Theorem 4.6.2 (Generalization of Theorem 4.2.?) Let $X_1,\ldots,X_n$ be mutually independent random variables. Let $g_1,\ldots,g_n$ be real-valued functions such that $g_i(x_i)$ is a function only of $x_i, \; i=1,\ldots,n.$ Then \[E(g_1(X_1)\cdots g_n(X_n)) = (Eg_1(X_1))\cdots(Eg_n(X_n)).\]
Theorem 4.6.3 (Generalization of Theorem 4.2.? Let $X_1,\ldots,X_n$ be mutually independent random variables with mgfs $M_{X_1}(t),\ldots,M_{X_n}(t).$ Let $Z = X_1 + \cdots + X_n.$ Then the mgf of $Z$ is \[M_Z(t) = M_{X_1}(t)\cdots M_{X_n}(t).\] In particular, if $X_1,\ldots,X_n$ all have the same distribution with mgf $M_X(t),$ then \[M_Z(t) = (M_X(t))^n.\]

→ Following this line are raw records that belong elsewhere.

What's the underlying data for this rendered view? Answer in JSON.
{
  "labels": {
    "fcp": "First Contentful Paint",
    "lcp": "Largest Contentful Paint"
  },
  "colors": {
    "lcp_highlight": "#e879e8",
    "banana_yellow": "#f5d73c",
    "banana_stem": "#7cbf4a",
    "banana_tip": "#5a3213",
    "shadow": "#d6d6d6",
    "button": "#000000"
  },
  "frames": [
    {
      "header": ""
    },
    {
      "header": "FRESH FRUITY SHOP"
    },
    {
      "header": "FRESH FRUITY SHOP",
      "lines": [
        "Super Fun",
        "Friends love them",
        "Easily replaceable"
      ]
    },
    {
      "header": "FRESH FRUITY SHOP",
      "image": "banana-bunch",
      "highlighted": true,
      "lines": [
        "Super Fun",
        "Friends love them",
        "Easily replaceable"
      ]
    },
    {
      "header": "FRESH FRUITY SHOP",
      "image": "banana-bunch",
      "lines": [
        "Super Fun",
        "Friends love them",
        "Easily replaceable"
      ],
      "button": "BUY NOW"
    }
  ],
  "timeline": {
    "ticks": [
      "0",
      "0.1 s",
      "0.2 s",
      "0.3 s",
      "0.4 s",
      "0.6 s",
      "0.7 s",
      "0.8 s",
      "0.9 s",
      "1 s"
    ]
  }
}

Corollary 4.6.4 Let $X_1,\ldots,X_n$ be mutually independent random variables with mgfs $M_{X_1}(t),\ldots,M_{X_n}(t).$ Let $a_1,\ldots,a_n$ and $b_1,\ldots,b_n$ be fixed constants. Let $Z= (a_1X_1 + b_1) + \cdots (a_nX_n + b_n).$ Then the mgf of $Z$ is \[M_Z(t) = (e^{t(\sum b_i)})M_{X_1}(a_1t)\cdots M_{X_n}(a_nt).\]
Corollary 4.6.5 Let $X_1,\ldots,X_n$ be mutually independent random variables with $X_i \sim N(\mu_i, \sigma_i^2).$ Let $a_1,\ldots,a_n$ and $b_1,\ldots,b_n$ be fixed constants. Then \[ Z = \sum_{i=1}^n (a_iX_i + b_i) \sim N\left(\sum_{i=1}^n (a_i\mu_i + b_i), \sum_{i=1}^n a_i^2 \sigma_i^2 \right)\]

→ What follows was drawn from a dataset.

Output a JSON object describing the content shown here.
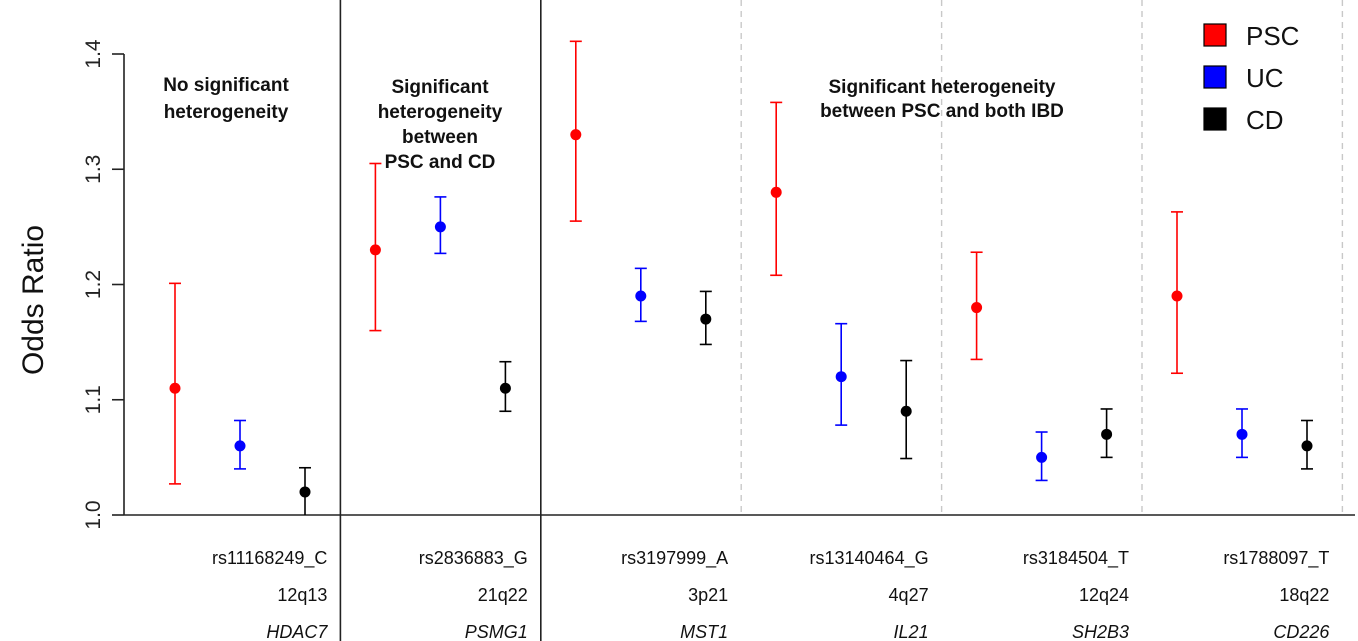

Theorem 4.6.6 (Generalization of Lemma 4.2.?) Let $\mathbf{X}_1,\ldots,\mathbf{X}_n$ be random vectors. Then $\mathbf{X}_1,\ldots,\mathbf{X}_n$ are mutually independent random vectors if and only if there exist functions $g_i(\mathbf{x}_i), \; i=1,\ldots,n,$ such that the joint pdf or pmf of $(\mathbf{X}_1,\ldots,\mathbf{X}_n)$ can be written as \[f(\mathbf{x}_1,\ldots,\mathbf{x}_n) = g_1(\mathbf{x}_1) \cdots g_n(\mathbf{x}_n). \]

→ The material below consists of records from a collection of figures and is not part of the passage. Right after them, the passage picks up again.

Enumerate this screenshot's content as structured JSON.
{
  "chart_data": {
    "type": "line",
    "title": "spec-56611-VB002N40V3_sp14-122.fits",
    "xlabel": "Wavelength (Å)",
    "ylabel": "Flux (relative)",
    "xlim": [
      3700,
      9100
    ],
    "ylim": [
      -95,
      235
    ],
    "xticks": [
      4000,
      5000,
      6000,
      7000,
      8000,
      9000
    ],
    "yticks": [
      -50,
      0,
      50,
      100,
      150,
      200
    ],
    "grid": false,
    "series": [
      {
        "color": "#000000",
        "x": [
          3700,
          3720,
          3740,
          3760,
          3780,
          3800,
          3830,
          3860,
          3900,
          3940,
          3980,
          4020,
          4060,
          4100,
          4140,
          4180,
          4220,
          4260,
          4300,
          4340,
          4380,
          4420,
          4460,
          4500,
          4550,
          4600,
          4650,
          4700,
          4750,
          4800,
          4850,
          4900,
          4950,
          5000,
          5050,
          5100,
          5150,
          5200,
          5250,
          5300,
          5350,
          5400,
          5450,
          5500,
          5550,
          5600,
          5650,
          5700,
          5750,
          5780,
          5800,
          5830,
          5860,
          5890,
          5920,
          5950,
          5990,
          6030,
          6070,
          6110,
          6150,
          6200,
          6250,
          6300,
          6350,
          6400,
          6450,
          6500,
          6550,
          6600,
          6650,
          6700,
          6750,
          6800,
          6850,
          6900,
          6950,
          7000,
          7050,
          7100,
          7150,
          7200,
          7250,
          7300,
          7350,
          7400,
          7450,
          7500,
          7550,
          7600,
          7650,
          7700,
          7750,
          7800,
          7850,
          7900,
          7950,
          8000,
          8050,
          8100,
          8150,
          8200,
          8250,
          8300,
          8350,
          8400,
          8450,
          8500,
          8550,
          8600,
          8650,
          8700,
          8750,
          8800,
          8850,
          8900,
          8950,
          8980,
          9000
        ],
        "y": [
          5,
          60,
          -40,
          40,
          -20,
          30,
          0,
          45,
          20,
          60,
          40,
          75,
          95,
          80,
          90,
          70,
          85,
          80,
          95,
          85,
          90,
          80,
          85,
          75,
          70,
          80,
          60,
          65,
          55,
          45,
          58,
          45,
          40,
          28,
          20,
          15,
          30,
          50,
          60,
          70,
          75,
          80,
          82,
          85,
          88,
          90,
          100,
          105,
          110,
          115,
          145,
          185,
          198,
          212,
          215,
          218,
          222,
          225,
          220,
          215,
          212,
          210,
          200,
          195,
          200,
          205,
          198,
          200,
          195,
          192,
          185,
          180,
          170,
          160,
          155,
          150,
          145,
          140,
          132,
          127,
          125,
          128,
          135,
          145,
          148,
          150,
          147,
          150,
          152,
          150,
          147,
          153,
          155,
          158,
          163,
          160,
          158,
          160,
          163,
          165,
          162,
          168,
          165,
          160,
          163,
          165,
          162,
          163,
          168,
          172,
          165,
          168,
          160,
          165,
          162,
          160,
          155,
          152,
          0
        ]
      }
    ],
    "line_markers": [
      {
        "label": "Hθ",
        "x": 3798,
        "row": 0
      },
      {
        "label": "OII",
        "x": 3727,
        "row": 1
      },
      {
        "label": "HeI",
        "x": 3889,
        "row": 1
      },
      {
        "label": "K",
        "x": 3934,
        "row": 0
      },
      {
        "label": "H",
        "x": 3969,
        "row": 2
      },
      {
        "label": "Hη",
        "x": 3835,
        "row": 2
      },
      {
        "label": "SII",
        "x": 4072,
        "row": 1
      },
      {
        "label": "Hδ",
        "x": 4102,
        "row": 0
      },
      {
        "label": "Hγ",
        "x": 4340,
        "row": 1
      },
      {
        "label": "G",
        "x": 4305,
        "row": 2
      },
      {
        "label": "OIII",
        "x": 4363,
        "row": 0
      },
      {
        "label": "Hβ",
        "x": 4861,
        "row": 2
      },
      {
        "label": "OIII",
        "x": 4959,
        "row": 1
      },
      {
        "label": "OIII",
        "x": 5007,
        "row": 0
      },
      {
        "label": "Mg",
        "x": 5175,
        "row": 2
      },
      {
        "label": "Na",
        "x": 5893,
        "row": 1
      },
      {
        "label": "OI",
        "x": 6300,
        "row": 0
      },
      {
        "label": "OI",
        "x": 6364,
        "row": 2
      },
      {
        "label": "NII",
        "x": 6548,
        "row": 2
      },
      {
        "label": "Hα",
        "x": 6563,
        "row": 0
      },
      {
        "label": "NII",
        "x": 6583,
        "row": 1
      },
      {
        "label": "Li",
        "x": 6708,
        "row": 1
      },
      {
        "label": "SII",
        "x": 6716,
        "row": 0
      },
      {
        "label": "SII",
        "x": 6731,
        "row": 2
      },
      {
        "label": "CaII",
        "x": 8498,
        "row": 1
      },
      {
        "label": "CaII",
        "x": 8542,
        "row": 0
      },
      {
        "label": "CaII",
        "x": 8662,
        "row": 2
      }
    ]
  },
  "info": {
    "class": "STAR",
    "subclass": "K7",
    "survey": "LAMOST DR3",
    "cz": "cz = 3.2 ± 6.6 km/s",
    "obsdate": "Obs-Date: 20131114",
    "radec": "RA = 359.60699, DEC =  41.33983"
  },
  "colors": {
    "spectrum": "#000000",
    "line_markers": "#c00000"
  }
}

Theorem 4.6.7 (Generalization of Theorem 4.3.?) Let $\mathbf{X}_1,\ldots,\mathbf{X}_n$ be independent random vectors. Let $g_i(\mathbf{x}_i)$ be a function only of $\mathbf{x}_i, \; i=1,\ldots,n.$ Then the random variables $U_i = g_i(\mathbf{X}_i), \; i=1,\ldots,n$ are mutually independent.